At the start of our virtual team meetings, we start with a 10-minute ice breaker. These can have a work focus, a getting to know you focus, or be totally random (rock, paper, scissors anyone?). But as World Wellbeing Week approached, we used this time to answer the question 'what does wellbeing mean to you?' Here are some of our thoughts:

Social connection

Working from home, living life through screens and busy schedules are part of life, but isolation can creep up on you. I make a point to take some time each day to call someone, even just saying hello for five minutes can make a huge difference.


I don’t have a strict routine, but starting my day by making a cafetière of coffee helps me find my focus. It gives me the headspace to assess what’s coming up, do I need to slow down, do I need to gather some energy? If I’m away and miss this start to my day, coming back to it always provides me a sense of wellbeing.


There’s a mountain range near my home that is my sanctuary. If I need a break, some perspective or am in a spiral that I can’t break I know that being in this place will help. It’s not always practical to get there, so closing my eyes and thinking of the sounds, sights and sensations can bring me calm.

Appreciating the details

I take a break by getting really focused on what’s around me. The detail of the blossom on a tree, my child’s expression as I read him a story or the delight in my dog as she chases her ball. This can make me realise that the world is made up of tiny moments and help me step away from big picture anxieties.


Wellbeing is about tuning in to my needs and fulfilling them. Identifying activities that boost my energy and mood, like exercise, meditation, or eating well. Then acting in a way that brings just enough satisfaction to offset any regrets – too much sugar = regrets, so cutting down on cake is worth it!

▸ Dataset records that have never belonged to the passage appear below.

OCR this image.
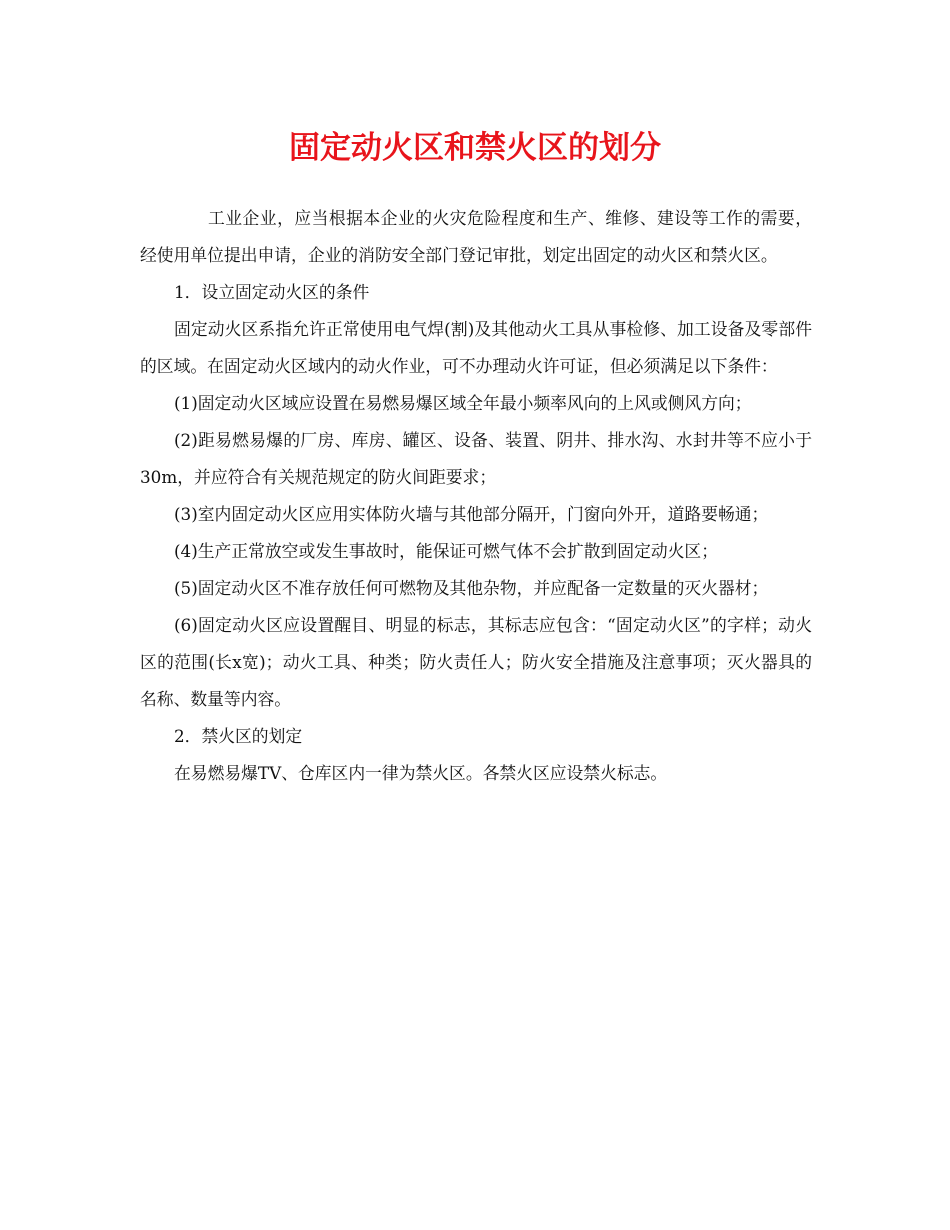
固定动火区和禁火区的划分

工业企业，应当根据本企业的火灾危险程度和生产、维修、建设等工作的需要，经使用单位提出申请，企业的消防安全部门登记审批，划定出固定的动火区和禁火区。

1．设立固定动火区的条件

固定动火区系指允许正常使用电气焊(割)及其他动火工具从事检修、加工设备及零部件的区域。在固定动火区域内的动火作业，可不办理动火许可证，但必须满足以下条件：

(1)固定动火区域应设置在易燃易爆区域全年最小频率风向的上风或侧风方向；

(2)距易燃易爆的厂房、库房、罐区、设备、装置、阴井、排水沟、水封井等不应小于30m，并应符合有关规范规定的防火间距要求；

(3)室内固定动火区应用实体防火墙与其他部分隔开，门窗向外开，道路要畅通；

(4)生产正常放空或发生事故时，能保证可燃气体不会扩散到固定动火区；

(5)固定动火区不准存放任何可燃物及其他杂物，并应配备一定数量的灭火器材；

(6)固定动火区应设置醒目、明显的标志，其标志应包含：“固定动火区”的字样；动火区的范围(长x宽)；动火工具、种类；防火责任人；防火安全措施及注意事项；灭火器具的名称、数量等内容。

2．禁火区的划定

在易燃易爆TV、仓库区内一律为禁火区。各禁火区应设禁火标志。
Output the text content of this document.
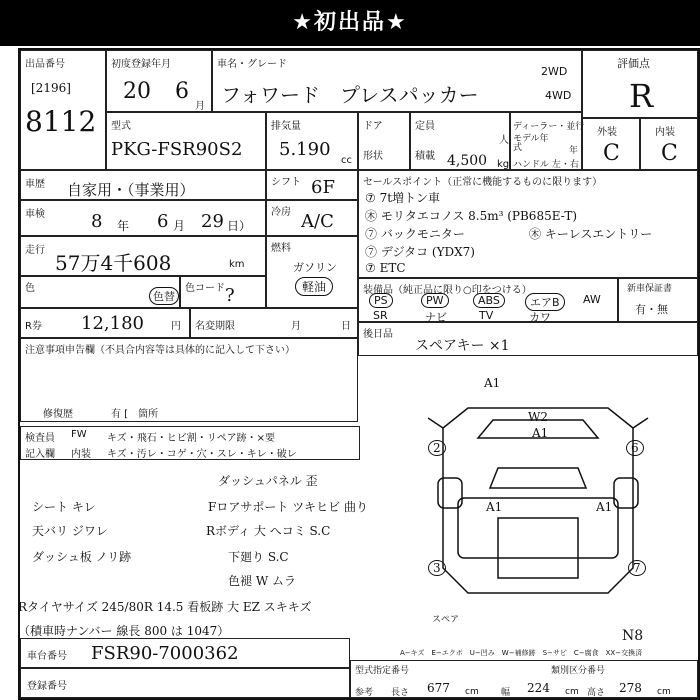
★初出品★
出品番号
[2196]
8112
初度登録年月
20 6
月
車名・グレード
フォワード　プレスパッカー
2WD
4WD
評価点
R
型式
PKG-FSR90S2
排気量
5.190
cc
ドア
形状
定員
人
積載 4,500 kg
ディーラー・並行
モデル年式	年
ハンドル 左・右
外装
C
内装
C
車歴 自家用・（事業用）	シフト 6F
車検	8 年 6 月 29 日）
冷房 A/C
走行
57万4千608	km
燃料
ガソリン
軽油
色
色替
色コード ?
R券 12,180	円 名変期限	月	日
セールスポイント（正常に機能するものに限ります）
⑦ 7t増トン車
㊍ モリタエコノス 8.5m³ (PB685E-T)
⑦ バックモニター	㊍ キーレスエントリー
⑦ デジタコ (YDX7)
⑦ ETC
装備品（純正品に限り○印をつける）
PS	PW	ABS	エアB	AW
SR	ナビ	TV	カワ
新車保証書
有・無
後日品
スペアキー ×1
注意事項申告欄（不具合内容等は具体的に記入して下さい）
修復歴	有 [　箇所
検査員
記入欄
FW
内装
キズ・飛石・ヒビ割・リペア跡・×要
キズ・汚レ・コゲ・穴・スレ・キレ・破レ
ダッシュパネル 歪
シート キレ	Fロアサポート ツキヒビ 曲り
天バリ ジワレ	Rボディ 大 へコミ S.C
ダッシュ板 ノリ跡	下廻り S.C
色褪 W ムラ
Rタイヤサイズ 245/80R 14.5 看板跡 大 EZ スキキズ
（積車時ナンバー 線長 800 は 1047）
A1
W2
A1
2	6
A1	A1
3	7
スペア
N8
A−キズ　E−エクボ　U−凹み　W−補修跡　S−サビ　C−腐食　XX−交換済
車台番号 FSR90-7000362
登録番号
型式指定番号	類別区分番号
参考 長さ 677 cm 幅 224 cm 高さ 278 cm
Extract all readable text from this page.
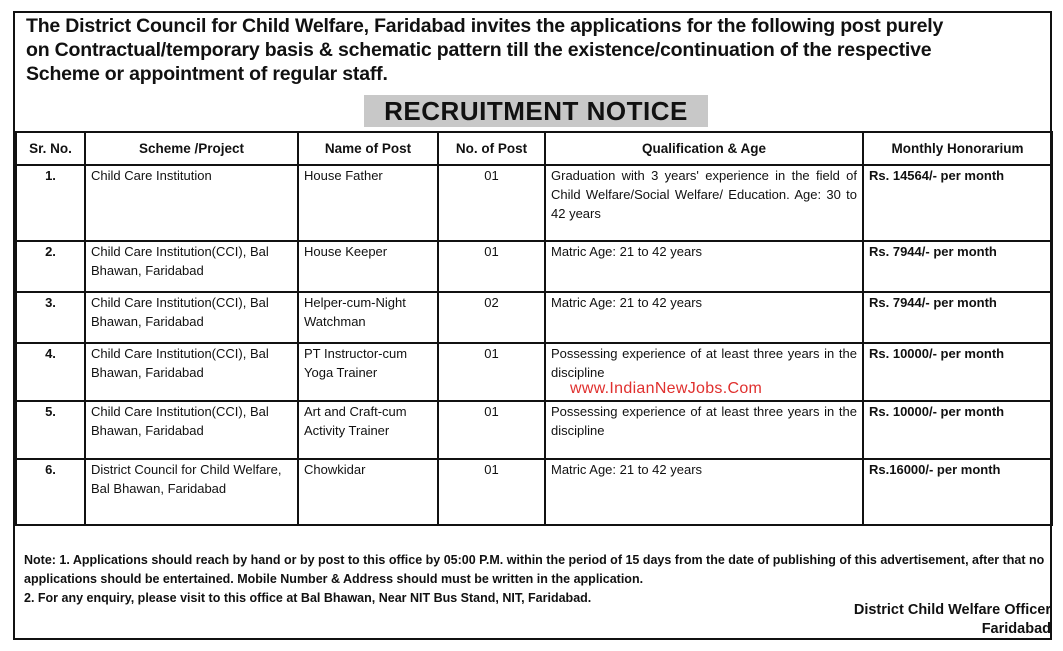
The District Council for Child Welfare, Faridabad invites the applications for the following post purely
on Contractual/temporary basis & schematic pattern till the existence/continuation of the respective
Scheme or appointment of regular staff.
RECRUITMENT NOTICE
Sr. No.	Scheme /Project	Name of Post	No. of Post	Qualification & Age	Monthly Honorarium
1.	Child Care Institution	House Father	01	Graduation with 3 years' experience in the field of Child Welfare/Social Welfare/ Education. Age: 30 to 42 years	Rs. 14564/- per month
2.	Child Care Institution(CCI), Bal Bhawan, Faridabad	House Keeper	01	Matric Age: 21 to 42 years	Rs. 7944/- per month
3.	Child Care Institution(CCI), Bal Bhawan, Faridabad	Helper-cum-Night Watchman	02	Matric Age: 21 to 42 years	Rs. 7944/- per month
4.	Child Care Institution(CCI), Bal Bhawan, Faridabad	PT Instructor-cum Yoga Trainer	01	Possessing experience of at least three years in the discipline	Rs. 10000/- per month
5.	Child Care Institution(CCI), Bal Bhawan, Faridabad	Art and Craft-cum Activity Trainer	01	Possessing experience of at least three years in the discipline	Rs. 10000/- per month
6.	District Council for Child Welfare, Bal Bhawan, Faridabad	Chowkidar	01	Matric Age: 21 to 42 years	Rs.16000/- per month
www.IndianNewJobs.Com

Note: 1. Applications should reach by hand or by post to this office by 05:00 P.M. within the period of 15 days from the date of publishing of this advertisement, after that no applications should be entertained. Mobile Number & Address should must be written in the application.

2. For any enquiry, please visit to this office at Bal Bhawan, Near NIT Bus Stand, NIT, Faridabad.

District Child Welfare Officer
Faridabad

A recent experience of paying it forward in a café boosted both my wellbeing and that of the hungry cyclist caught without his wallet. It reminded me that kindness can come in all guises, it doesn’t have to be financial; it can be any gesture that makes a significant impact on someone’s day.


Exercising makes me feel capable even when everything else is going wrong.

In conclusion

  1. If you’re looking for an icebreaker I can highly recommend this open question - it was like a virtual hug, offering some new ideas and the realisation that just thinking about wellbeing had a positive impact on my wellbeing. 
  2. We all have different activities that boost our wellbeing. But there's a red thread - and to me it's about taking control, not of the wider world, but of your own self. Of spotting a need to look after yourself and doing the thing that will best help you.